The young man in the yellow rental truck surveyed the curving human line that wrapped around the Hampton Mall on Central Avenue in Capitol Heights yesterday morning and leaned out of his window to ask a question.
"Hey baby, what are people trying to get tickets to in there?"
Not tickets, he was told, just cheap money.
More than 200 people who would like to buy their first homes with the aid of a county program offering loan money at 10.9 percent interest began lining up Monday at 8 a.m. at the Prince George's County housing authority offices. By the time the doors opened at 10 a.m. yesterday to accept the first applications, the line of prospective homeowners equipped with lawn chairs, portable radios and blankets stretched past the supermarket, the drug store and on into the parking lot.
The man in the truck was not the only one to notice the scene's resemblance to a Capital Centre rock concert ticket line.
"Last week it was Prince," said Charles Fletcher, referring to the popular rock star who will be at the Capital Centre next month. "This week it's 10.9."
Fletcher and his wife Margaret, who arrived at the Hampton Mall on Tuesday, said they have figured a low-interest loan will save them at least $170 a month in mortgage payments on a $76,000 town house they have contracted to purchase in Upper Marlboro.
The mortgage program, funneled through the state from the federal government, is intended to help middle-income persons afford their first home. It offers interest rates roughly 3 percentage points below the current market rate, which housing officials said averages about 14 percent. County officials said that $37 million in loans for new and existing housing will be made to about 500 applicants in this round.
Last year, in Prince George's first crack at the program, $28 million in loans were made to about 350 people, officials said.
The Reagan administration suspended the program for the first six months of this year, arguing that because the bonds that pay for the mortgage money are exempt from federal and state taxes, governments are losing millions a year in revenues.
But Bernard Tetreault, executive director of the Montgomery County Housing Opportunities Commission and president of the Association of Local Housing Finance Agencies, argues that the boon such programs provide to the housing industry and to individual homeowners more than offsets its cost.

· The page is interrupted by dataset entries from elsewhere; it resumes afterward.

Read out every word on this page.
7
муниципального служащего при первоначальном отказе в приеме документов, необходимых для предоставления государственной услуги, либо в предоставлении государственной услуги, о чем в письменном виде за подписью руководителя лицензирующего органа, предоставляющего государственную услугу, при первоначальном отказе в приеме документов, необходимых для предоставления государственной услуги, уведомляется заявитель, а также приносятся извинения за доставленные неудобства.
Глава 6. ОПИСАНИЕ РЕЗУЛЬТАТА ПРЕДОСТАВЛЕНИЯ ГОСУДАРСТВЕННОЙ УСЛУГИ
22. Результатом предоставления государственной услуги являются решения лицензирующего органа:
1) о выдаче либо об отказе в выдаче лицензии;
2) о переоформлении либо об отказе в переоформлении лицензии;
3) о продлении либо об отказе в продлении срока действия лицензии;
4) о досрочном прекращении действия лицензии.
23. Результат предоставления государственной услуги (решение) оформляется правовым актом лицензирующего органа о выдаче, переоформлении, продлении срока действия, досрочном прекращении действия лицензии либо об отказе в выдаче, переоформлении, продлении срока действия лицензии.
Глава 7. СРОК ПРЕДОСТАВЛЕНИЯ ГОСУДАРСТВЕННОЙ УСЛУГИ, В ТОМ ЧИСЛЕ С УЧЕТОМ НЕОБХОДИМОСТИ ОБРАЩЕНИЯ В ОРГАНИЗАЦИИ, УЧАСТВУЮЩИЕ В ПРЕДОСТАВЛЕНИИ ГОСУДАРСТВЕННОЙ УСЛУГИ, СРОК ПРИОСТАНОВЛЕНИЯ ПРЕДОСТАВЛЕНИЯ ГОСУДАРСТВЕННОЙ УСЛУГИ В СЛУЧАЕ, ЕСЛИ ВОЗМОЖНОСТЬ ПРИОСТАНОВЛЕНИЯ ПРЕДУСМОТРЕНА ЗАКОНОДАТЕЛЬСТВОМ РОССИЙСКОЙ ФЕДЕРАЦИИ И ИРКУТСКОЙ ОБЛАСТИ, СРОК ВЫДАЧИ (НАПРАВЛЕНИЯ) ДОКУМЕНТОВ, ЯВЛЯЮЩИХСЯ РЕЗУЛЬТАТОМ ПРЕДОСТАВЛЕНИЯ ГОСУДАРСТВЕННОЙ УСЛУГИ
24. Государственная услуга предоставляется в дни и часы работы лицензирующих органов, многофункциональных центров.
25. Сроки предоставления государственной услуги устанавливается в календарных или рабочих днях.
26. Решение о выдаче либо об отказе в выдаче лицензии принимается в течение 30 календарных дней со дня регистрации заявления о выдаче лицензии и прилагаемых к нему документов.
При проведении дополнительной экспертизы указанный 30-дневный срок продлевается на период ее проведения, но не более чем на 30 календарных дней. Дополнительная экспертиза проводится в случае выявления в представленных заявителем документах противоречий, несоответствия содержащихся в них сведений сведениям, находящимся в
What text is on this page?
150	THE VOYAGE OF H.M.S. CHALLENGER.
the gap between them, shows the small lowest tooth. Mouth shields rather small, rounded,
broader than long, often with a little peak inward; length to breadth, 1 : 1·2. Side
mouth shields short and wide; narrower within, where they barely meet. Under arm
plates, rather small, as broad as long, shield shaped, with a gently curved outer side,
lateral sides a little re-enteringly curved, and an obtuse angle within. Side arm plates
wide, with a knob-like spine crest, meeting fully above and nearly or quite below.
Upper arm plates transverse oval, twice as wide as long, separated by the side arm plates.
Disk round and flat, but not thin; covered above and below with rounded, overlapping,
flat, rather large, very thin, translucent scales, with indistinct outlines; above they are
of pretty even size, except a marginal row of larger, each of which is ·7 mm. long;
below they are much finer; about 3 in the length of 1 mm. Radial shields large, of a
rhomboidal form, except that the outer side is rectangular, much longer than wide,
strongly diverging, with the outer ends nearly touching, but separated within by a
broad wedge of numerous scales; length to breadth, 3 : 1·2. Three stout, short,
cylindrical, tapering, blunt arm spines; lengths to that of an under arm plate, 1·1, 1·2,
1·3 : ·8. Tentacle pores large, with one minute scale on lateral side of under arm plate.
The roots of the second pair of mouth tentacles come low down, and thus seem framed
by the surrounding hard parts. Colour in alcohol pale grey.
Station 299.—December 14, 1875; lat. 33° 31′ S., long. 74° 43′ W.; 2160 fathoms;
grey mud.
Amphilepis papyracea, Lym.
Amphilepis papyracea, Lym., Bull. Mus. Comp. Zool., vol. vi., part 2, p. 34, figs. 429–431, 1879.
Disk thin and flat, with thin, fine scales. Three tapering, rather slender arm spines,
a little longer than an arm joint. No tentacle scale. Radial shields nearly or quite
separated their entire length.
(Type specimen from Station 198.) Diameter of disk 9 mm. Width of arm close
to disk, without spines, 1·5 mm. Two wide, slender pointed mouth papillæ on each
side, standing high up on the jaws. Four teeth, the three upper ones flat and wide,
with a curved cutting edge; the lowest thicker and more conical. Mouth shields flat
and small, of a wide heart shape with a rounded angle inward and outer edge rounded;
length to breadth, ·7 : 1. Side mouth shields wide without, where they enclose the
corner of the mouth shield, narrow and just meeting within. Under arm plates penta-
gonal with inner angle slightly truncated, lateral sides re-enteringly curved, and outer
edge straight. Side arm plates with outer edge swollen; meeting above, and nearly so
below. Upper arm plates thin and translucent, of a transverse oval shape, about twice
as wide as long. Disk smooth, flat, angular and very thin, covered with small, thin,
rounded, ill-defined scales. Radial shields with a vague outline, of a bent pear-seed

"As interest rates go up, say, from 10 to 11 percent, that's about two million more people who can't afford to purchase a home," he said. "By making a differential in the interest rate like this, you free up three or four million people who can now afford to buy."
The National Association of Realtors reported last month that the high level of mortgage interest rates "clearly is damaging the housing affordability picture for thousands of families throughout the nation." That, too, is the case in Prince George's County, said Major Riddick, who is director of the county's housing authority.
The state of Maryland, the City of Baltimore and Montgomery and Washington counties have sponsored similar programs that offer mortgage money at discount interest rates.
In the District, housing officials said $30 million in low-interest mortgage money made available in August has found few takers to date. The District program offers 30-year mortgages at 11.4 percent.
The state of Maryland, meanwhile, will offer $108.9 million in loans at 10.4 percent interest beginning Oct. 16. Because Montgomery and Prince George's counties run their own programs, residents from those jurisdictions are not eligible for the state's mortgage loans.
Prince George's housing officials said 216 people had applied yesterday for mortgage money to purchase existing houses. The money was available on a first-come, first-served basis. Other loans that have been earmarked for new construction will be made through approved lenders for approved developments, county officials said.
Bill and Gwen Philpott of Riverdale, who have two young sons, said the low-interest loan will allow them to purchase a $71,000 rambler they have a contract on in New Carrollton. "It's worth it for us to wait in line," Gwen Philpott said. "We couldn't afford $1,000-a-month mortgage payments."